My work is inspired by my everyday observations of my surroundings and my love and concern for nature. I grew up in a very rural part of Fife and spent a great deal of time as a child drawing animals, diversifying into chicken wire chickens as a teenager – not too much has changed in the intervening years!
A strong love of pattern and shape is evident in my work and the inspiration behind most of my paintings results from a fleeting moment or chance encounter; a sudden flash of sunlight through the trees, a flock of oystercatchers rising from the shore. I am fascinated by the transformative effect of light and find endless inspiration in the changeable skies of NW England and Scotland. I always aim to convey the atmosphere or character of my subjects.

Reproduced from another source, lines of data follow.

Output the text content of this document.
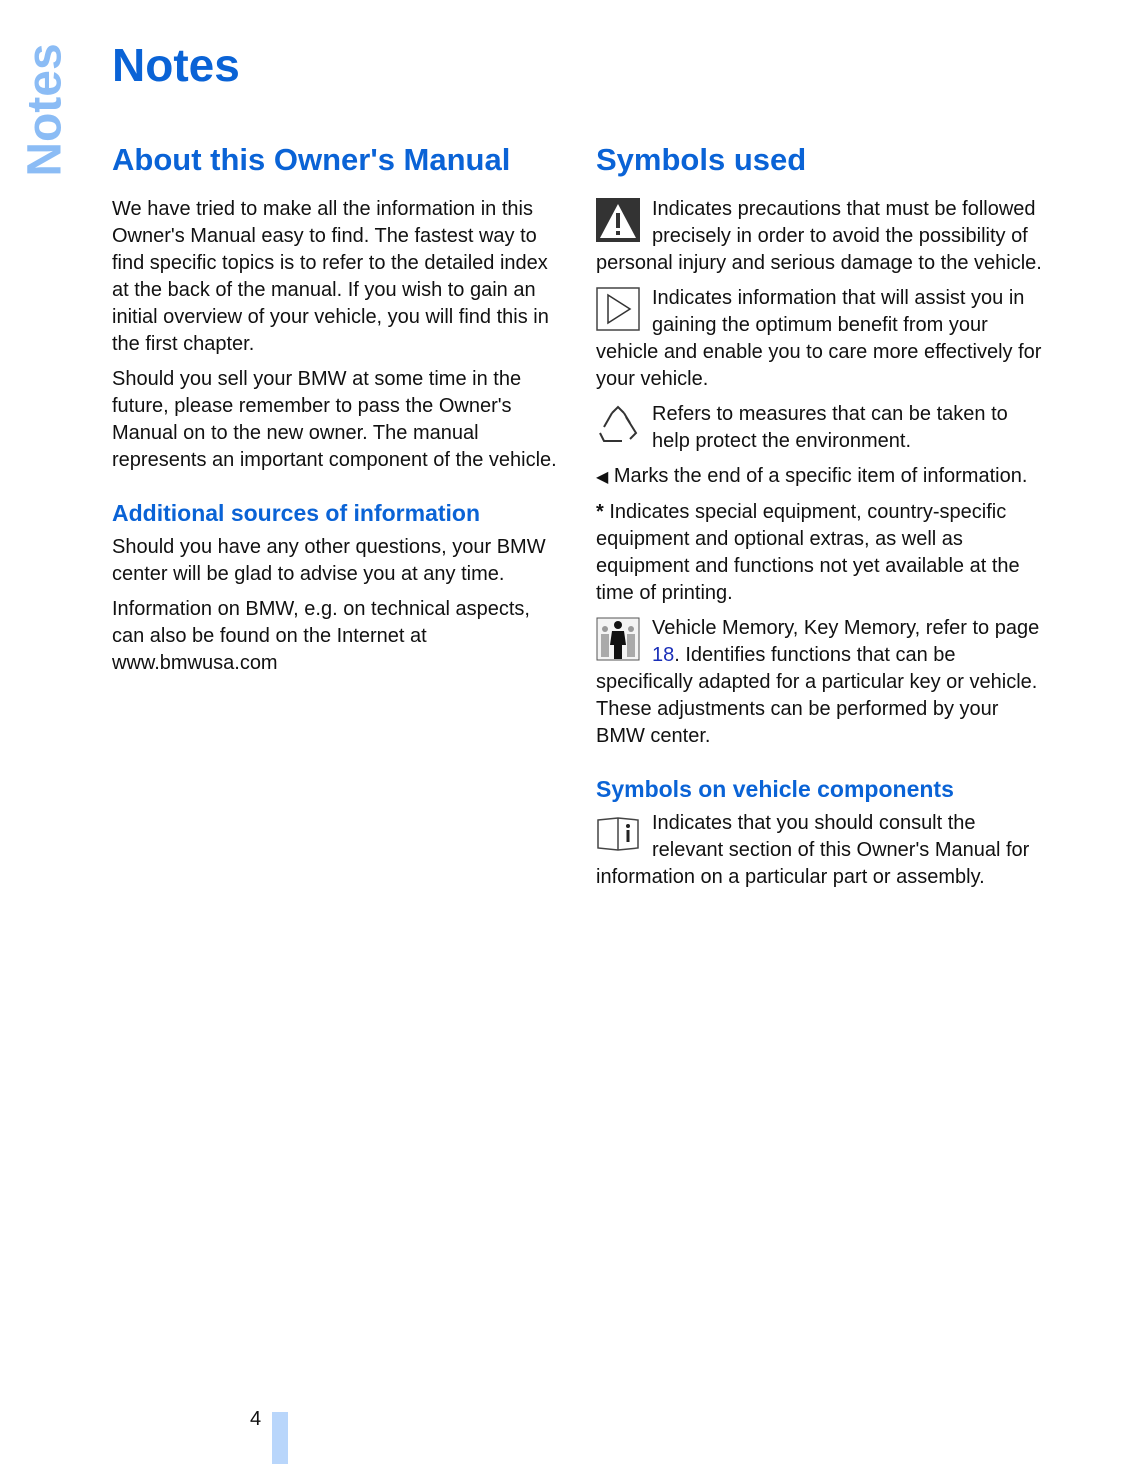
Notes Notes
About this Owner's Manual

We have tried to make all the information in this Owner's Manual easy to find. The fastest way to find specific topics is to refer to the detailed index at the back of the manual. If you wish to gain an initial overview of your vehicle, you will find this in the first chapter.

Should you sell your BMW at some time in the future, please remember to pass the Owner's Manual on to the new owner. The manual represents an important component of the vehicle.

Additional sources of information

Should you have any other questions, your BMW center will be glad to advise you at any time.

Information on BMW, e.g. on technical aspects, can also be found on the Internet at www.bmwusa.com

Symbols used
Indicates precautions that must be followed precisely in order to avoid the possibility of personal injury and serious damage to the vehicle.
Indicates information that will assist you in gaining the optimum benefit from your vehicle and enable you to care more effectively for your vehicle.
Refers to measures that can be taken to help protect the environment.

◀ Marks the end of a specific item of information.

* Indicates special equipment, country-specific equipment and optional extras, as well as equipment and functions not yet available at the time of printing.

Vehicle Memory, Key Memory, refer to page 18. Identifies functions that can be specifically adapted for a particular key or vehicle. These adjustments can be performed by your BMW center.
Symbols on vehicle components
Indicates that you should consult the relevant section of this Owner's Manual for information on a particular part or assembly.
4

I walk every day, and I sketch and take photos while I’m out. I usually then complete paintings back in my studio, often working entirely from memory. I do not have a favourite medium as such, preferring to alter the medium in response to the subject. I work rapidly and spontaneously using lots of different tools – including fingers, old toothbrushes, sponges, rags and palette knives. I tend to make a lot of mess, but find that this approach helps me to capture a sense of life and movement.
I do not see my sculptures as a separate art form, more as a tangible extension of drawing. There’s something really pleasing about creating a three-dimensional piece of work. I’m currently learning to weld and enjoying this process immensely.